“Unless we remember, we cannot understand,” the writer E.M. Forster said, and for the philosopher Aristotle, memory was “the scribe of the soul.” Now, new research developments suggest that forgetfulness may have its benefits, too — maybe most especially for those considering addiction treatment and a way to prevent relapse.
Remembering Past Failures Actually Decreases Self-Control
A recent study published in the Journal of Consumer Psychology calls into question the conventional wisdom that success depends at least to a certain degree on recalling our past failures with a view to avoiding them in the future. Researchers from Boston College, the University of Pittsburgh and Vanderbilt University found, on the contrary, that at least when the lesson in question is self-control, test subjects were less likely to exhibit self-control when reminded of their past failures at exercising it. Recollections of past successes, in contrast, contributed to more self-controlled decisions and behavior. For instance, in one of a number of experiments conducted over four years, test subjects recalled times when they were tempted to splurge on an expensive and unnecessary item, and either did or did not refrain from making the purchase. Some participants were asked to provide two recollections; others were instructed to list 10. After listing these recollections, participants then had to imagine an ensuing trip to the mall and what amount of credit card debt they would be willing to incur on an item they wanted to buy. Participants who recalled two past failures or more — participants who had to list 10 such recollections found it harder to remember instances of demonstrated self-control— were notably more willing to indulge in riskier consumer behavior, taking out a greater amount of credit card debt. These results led to the conclusion in a paper titled, “Haunts or Helps From the Past: Understanding the Effect of Recall on Current Self-Control,” that people show more self-control in their present consumption patterns when they are easily able to recall past instances of self-control. “For example, when people recall two past successes at self-control (e.g., instances when they resisted spending money on unnecessary items), these instances come to mind easily. It is relatively easy for everyone to think of two such successes. This ease of recall makes people believe that that they are good at self-control, they are the kind of person who can resist temptations, and since people usually want to be consistent with their views of themselves, they restrain again in tempting situations in the present,” the lead author of the study, Dr. Hristina Nikolova, PhD, an assistant professor of marketing in the Carroll School of Management at Boston College, said in an August 2015 news release announcing the results of her team’s research.

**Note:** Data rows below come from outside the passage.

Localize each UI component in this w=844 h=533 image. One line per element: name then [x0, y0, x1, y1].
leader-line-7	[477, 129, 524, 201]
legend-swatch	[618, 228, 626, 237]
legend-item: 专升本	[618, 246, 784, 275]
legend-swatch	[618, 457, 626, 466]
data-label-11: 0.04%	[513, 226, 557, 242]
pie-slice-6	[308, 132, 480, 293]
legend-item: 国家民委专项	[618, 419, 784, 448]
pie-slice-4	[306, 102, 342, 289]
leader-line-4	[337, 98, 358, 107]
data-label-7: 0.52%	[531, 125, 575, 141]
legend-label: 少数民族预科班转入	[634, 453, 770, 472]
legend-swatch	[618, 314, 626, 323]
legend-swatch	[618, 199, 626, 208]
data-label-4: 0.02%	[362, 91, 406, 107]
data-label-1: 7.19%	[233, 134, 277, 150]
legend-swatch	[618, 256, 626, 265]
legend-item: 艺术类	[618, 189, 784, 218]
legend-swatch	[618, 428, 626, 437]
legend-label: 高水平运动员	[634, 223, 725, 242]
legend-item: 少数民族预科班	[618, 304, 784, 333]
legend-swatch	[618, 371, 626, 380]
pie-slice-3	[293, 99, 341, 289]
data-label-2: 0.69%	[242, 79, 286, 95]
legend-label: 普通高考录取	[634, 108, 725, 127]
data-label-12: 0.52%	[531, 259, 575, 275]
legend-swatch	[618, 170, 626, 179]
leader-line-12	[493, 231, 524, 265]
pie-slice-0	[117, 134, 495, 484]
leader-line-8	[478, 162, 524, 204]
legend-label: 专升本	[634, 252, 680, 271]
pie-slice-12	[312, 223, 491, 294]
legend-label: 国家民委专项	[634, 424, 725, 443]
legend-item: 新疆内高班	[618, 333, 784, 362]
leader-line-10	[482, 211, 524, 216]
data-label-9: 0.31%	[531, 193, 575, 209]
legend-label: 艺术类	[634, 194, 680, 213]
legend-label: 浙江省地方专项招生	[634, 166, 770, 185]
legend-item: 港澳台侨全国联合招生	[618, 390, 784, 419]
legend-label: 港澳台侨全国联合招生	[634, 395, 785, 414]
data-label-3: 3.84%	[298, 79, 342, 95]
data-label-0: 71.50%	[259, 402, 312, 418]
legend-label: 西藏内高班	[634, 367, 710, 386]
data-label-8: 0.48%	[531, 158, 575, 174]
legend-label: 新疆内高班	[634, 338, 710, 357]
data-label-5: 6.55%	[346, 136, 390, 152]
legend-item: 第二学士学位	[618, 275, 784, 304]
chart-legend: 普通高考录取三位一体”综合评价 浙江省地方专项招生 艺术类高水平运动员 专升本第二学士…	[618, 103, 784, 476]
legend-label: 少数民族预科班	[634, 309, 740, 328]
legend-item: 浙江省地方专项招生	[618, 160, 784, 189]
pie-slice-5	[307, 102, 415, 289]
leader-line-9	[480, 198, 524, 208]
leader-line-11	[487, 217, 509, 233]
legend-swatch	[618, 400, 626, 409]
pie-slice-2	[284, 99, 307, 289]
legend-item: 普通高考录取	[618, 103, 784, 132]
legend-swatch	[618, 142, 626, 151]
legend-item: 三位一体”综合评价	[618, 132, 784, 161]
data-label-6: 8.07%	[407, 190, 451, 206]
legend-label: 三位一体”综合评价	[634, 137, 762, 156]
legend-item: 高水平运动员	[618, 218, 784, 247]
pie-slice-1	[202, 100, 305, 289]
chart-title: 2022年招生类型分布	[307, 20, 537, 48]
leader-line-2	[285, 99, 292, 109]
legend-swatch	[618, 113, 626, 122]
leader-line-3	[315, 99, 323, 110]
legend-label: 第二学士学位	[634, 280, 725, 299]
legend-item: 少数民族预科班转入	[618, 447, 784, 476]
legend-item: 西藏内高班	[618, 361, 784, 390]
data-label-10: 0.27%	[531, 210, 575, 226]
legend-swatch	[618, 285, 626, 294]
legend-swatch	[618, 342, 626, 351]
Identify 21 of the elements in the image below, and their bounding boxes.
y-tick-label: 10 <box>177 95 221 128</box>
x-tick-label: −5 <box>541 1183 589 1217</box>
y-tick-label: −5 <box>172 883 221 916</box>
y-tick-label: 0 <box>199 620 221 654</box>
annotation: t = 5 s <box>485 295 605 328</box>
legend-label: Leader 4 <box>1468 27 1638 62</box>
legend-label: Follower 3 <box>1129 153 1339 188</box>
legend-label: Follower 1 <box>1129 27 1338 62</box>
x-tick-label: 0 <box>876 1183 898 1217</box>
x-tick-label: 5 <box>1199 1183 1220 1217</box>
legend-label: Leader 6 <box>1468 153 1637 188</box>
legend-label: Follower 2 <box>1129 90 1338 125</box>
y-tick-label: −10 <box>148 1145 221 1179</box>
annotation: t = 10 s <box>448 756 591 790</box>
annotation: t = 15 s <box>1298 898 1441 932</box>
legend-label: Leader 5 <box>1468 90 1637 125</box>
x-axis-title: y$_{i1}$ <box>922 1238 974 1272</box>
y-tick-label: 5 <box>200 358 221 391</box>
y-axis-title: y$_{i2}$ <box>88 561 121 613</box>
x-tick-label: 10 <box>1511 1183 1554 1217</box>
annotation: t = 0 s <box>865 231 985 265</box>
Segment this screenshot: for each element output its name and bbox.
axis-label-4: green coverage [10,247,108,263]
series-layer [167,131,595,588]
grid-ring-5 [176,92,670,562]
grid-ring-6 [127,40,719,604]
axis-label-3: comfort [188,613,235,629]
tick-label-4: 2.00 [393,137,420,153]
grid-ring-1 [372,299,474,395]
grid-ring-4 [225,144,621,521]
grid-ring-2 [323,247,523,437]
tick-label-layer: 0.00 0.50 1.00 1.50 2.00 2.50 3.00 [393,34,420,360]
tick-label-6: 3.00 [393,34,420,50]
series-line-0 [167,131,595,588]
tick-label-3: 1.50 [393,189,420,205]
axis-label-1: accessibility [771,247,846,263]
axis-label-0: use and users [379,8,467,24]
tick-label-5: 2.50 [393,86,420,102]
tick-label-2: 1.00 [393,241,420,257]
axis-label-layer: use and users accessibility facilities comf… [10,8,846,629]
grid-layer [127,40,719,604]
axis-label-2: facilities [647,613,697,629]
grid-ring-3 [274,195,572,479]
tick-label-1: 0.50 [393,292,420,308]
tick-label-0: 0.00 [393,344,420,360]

Treating Addiction by Erasing Drug-Related Memories
If these findings from the world of business marketing seem tangential to the world of addiction recovery, just ask anyone with a substance use disorder: they’ll be quick to tell you how lingering memories of drug or alcohol use are common triggers of relapse and one of the greatest obstacles to long-term abstinence and sobriety. And current research into new avenues of addiction treatment may now be on the cusp of erasing these memory-stored triggers once and for all. A study published in the Journal of Molecular Psychiatry by scientists at The Scripps Research Institute details how a single injection of the drug candidate blebbistatin (“blebb”) prevents memory-triggered relapse of methamphetamine use in animal trials. Blebb was shown to disrupt the work of a molecular protein in the brain known as nonmuscle myosin II (NMII), which supports the storage of drug-related memories. Disrupting NMII thus in essence destroys the part of the brain’s hard drive that contains all of those reminders of past failures at exerting self-control. “What makes myosin II such an exciting therapeutic target is that a single injection of blebbistatin makes methamphetamine-associated memories go away, along with dendritic spines, the structures in the brain that store memory,” said research associate Erica Young, a member of the Scripps research team, in a news release of its findings. Whether such medically administered “forgetfulness” will be a safe, effective treatment for human test subjects with meth addiction remains to be seen; to what extent it will work for other substance use disorders also remains an open question. But for people with substance use disorders whose memories of poor self-control can be a source of ongoing torment in the form of multiple relapses, these findings suggest that a combination of medical and cognitive behavioral therapies for managing and even erasing such memories is not far off. That may be the one thing they need to hear in order to get treatment for an addiction.